What are the cost saving strategies proposed by the President?
(1) The role of Payment Advisory Board (IPAB) created under the reform act is enhanced:
The IPAB has been highlighted by economists and health policy experts as a critical contributor to Medicare’s solvency and sound operations. Under the Affordable Care Act, IPAB analyzes the drivers of excessive and unnecessary Medicare cost growth. When Medicare growth per beneficiary exceeds growth in nominal GDP per capita plus 1 percent, IPAB recommends to Congress policies to reduce the rate of growth to meet that target, while not harming beneficiaries’ access to needed services. Congress must consider IPAB’s recommendations or, if it disagrees, enact policies that achieve equivalent savings. If neither acts, then the Secretary of Health and Human Services would have to develop and implement a proposal to achieve the savings target. (see Kaiser Health News.)
(2) Reform the “Federal-State partnerships to strengthen Medicaid and promote simplicity, efficiency, and accountability”.
Under current law, States face a patchwork of different Federal payment contributions for Medicaid and the Children’s Health Insurance Program (CHIP). The President’s framework would replace the current complicated Federal matching formulas with a single matching rate for all program spending that rewards States for efficiency and automatically increases if a recession forces enrollment and State costs to rise.
(3) Called on the National Governors Association (NGA) to make recommendations for ways to reform and strengthen Medicaid; basically to find better ways to “incentivize” efficient, effective, high quality care for high cost patients.
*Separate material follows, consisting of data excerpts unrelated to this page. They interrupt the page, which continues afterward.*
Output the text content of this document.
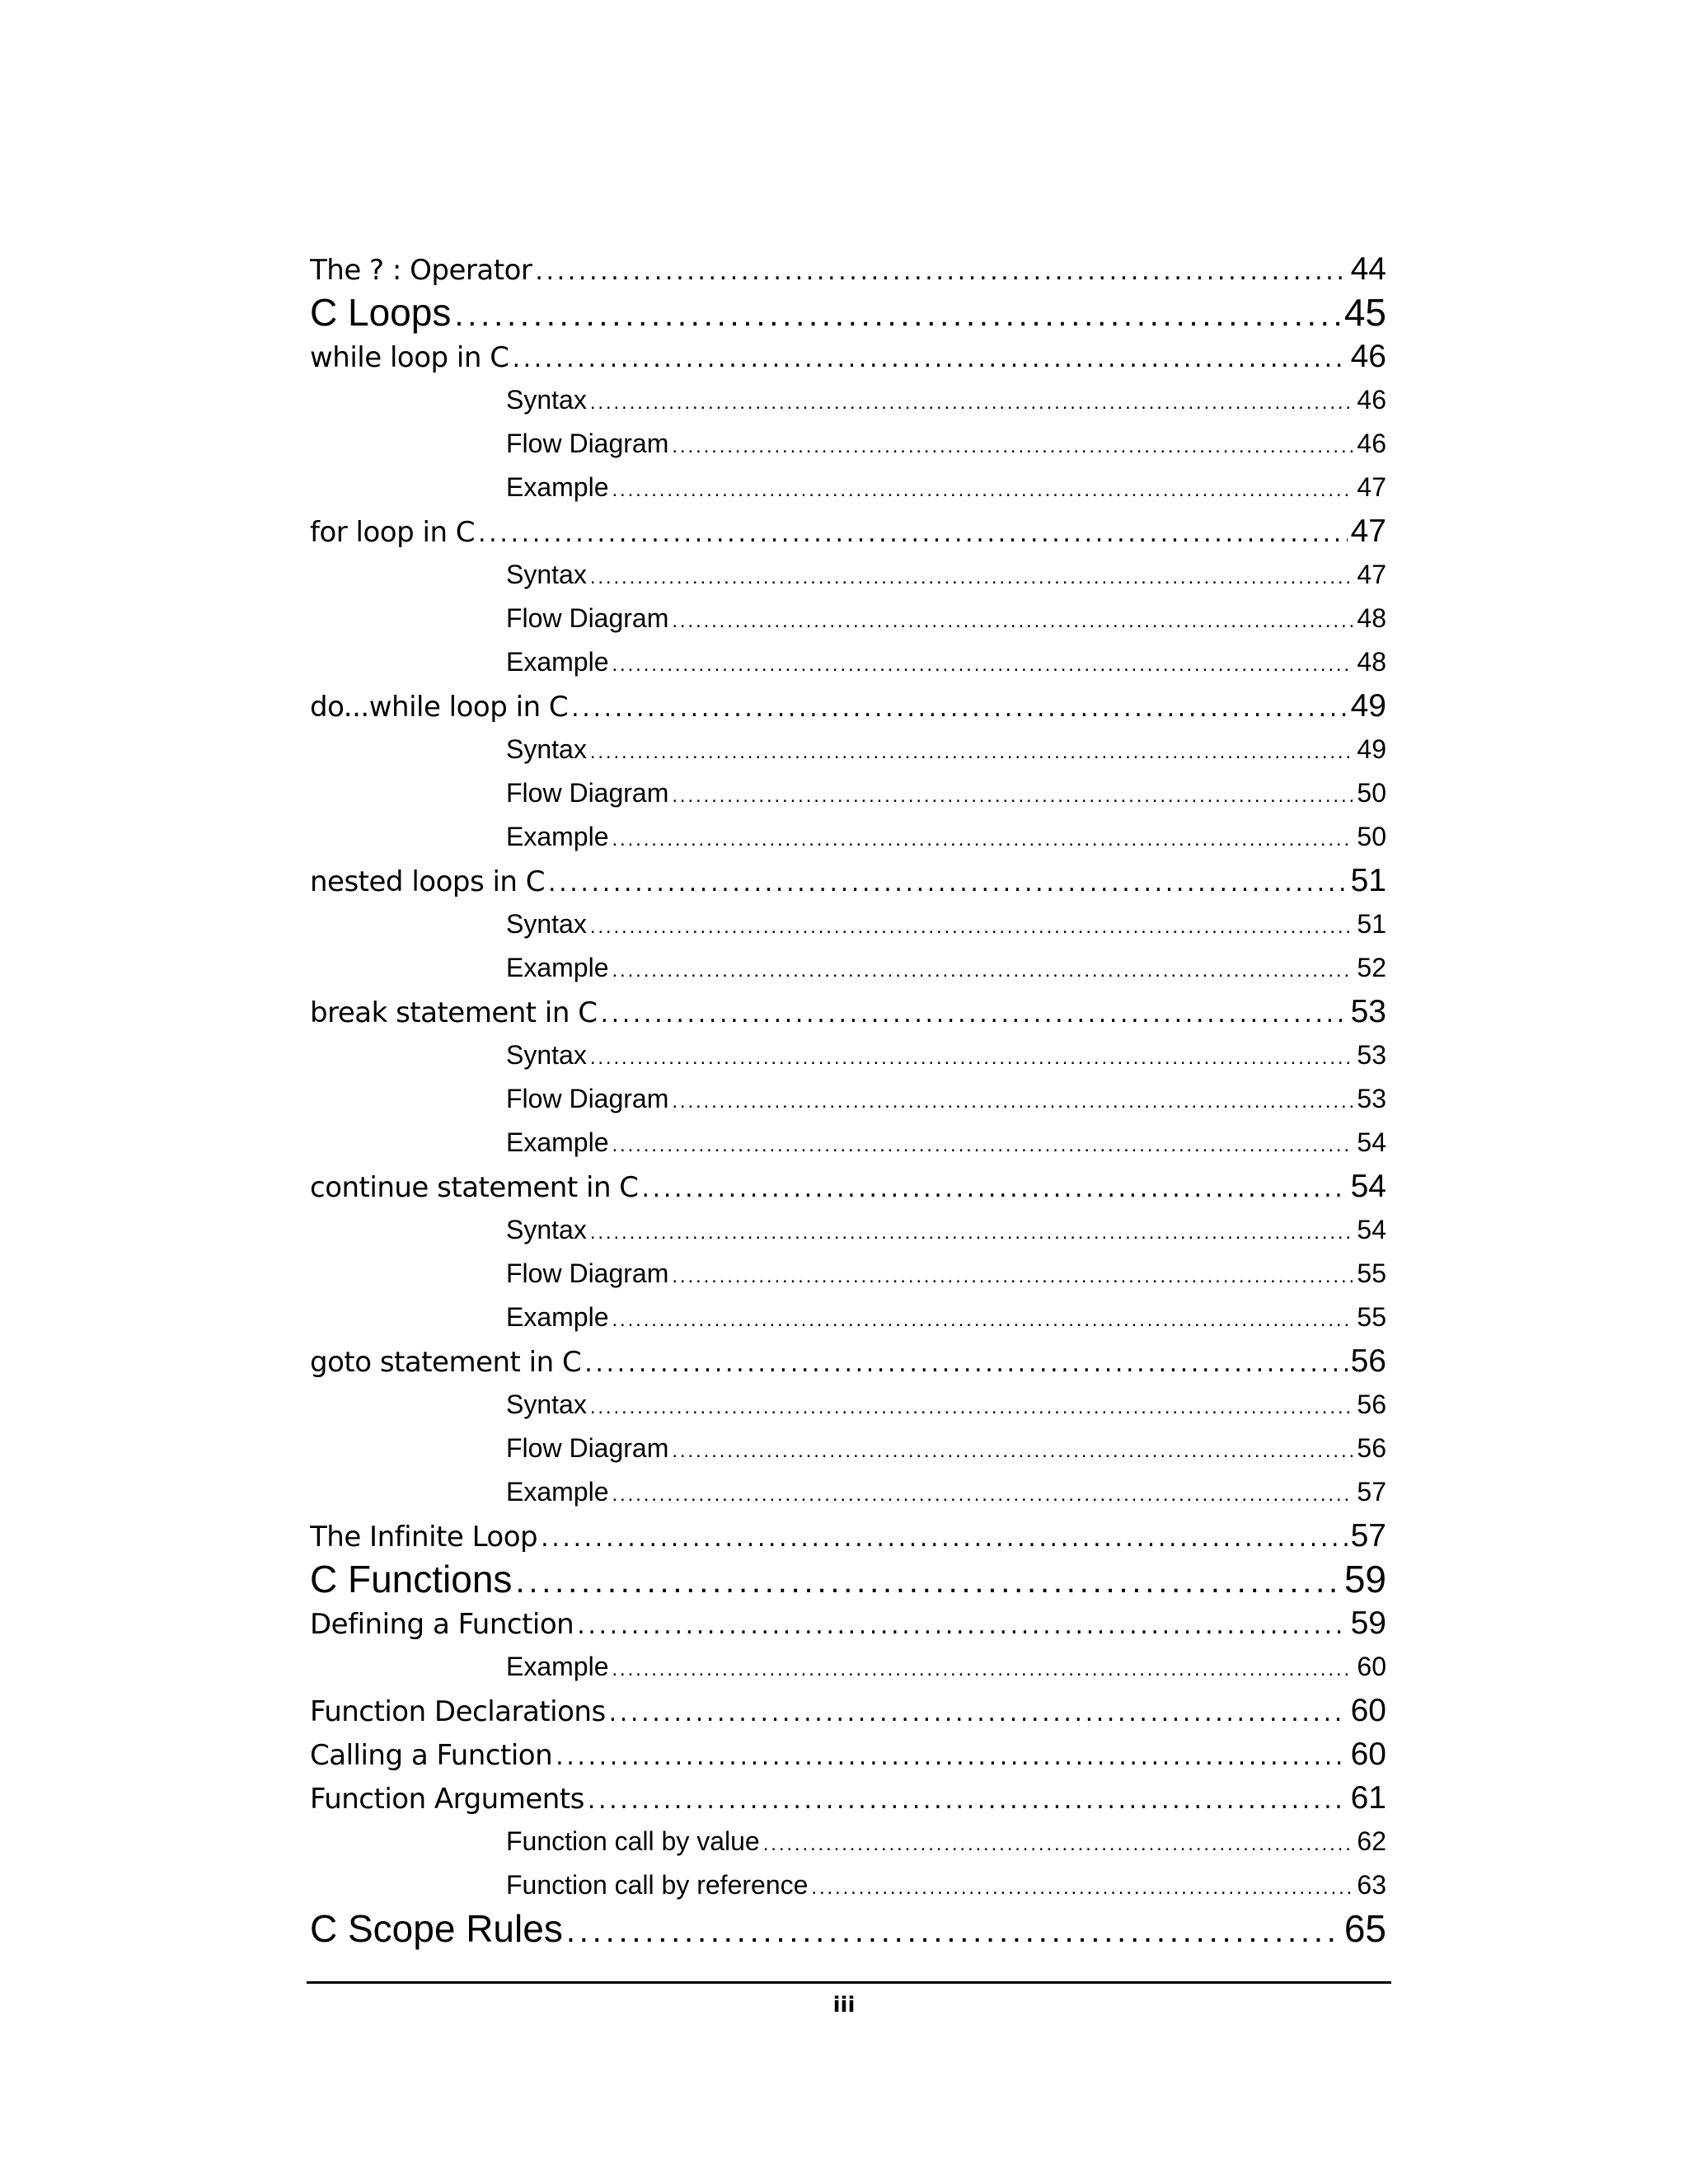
The ? : Operator .....	44
C Loops .....	45
while loop in C .....	46
Syntax .....	46
Flow Diagram .....	46
Example .....	47
for loop in C .....	47
Syntax .....	47
Flow Diagram .....	48
Example .....	48
do...while loop in C .....	49
Syntax .....	49
Flow Diagram .....	50
Example .....	50
nested loops in C .....	51
Syntax .....	51
Example .....	52
break statement in C .....	53
Syntax .....	53
Flow Diagram .....	53
Example .....	54
continue statement in C .....	54
Syntax .....	54
Flow Diagram .....	55
Example .....	55
goto statement in C .....	56
Syntax .....	56
Flow Diagram .....	56
Example .....	57
The Infinite Loop .....	57
C Functions .....	59
Defining a Function .....	59
Example .....	60
Function Declarations .....	60
Calling a Function .....	60
Function Arguments .....	61
Function call by value .....	62
Function call by reference .....	63
C Scope Rules .....	65
iii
(4) Improve patient safety through a new public-private partnership that will focus on eliminating complications caused by hospital stays or from procedures.
(5) Eliminate unnecessary prescription drug spending by leveraging Medicare’s purchasing power, speeding up generics, and better management of high users of prescription drugs.
(6) Increase Medicaid and Medicare accountability and integrity by recovery of erroneous payments and prevent States’ use of provider taxes as a means of lowering state spending without medical benefits.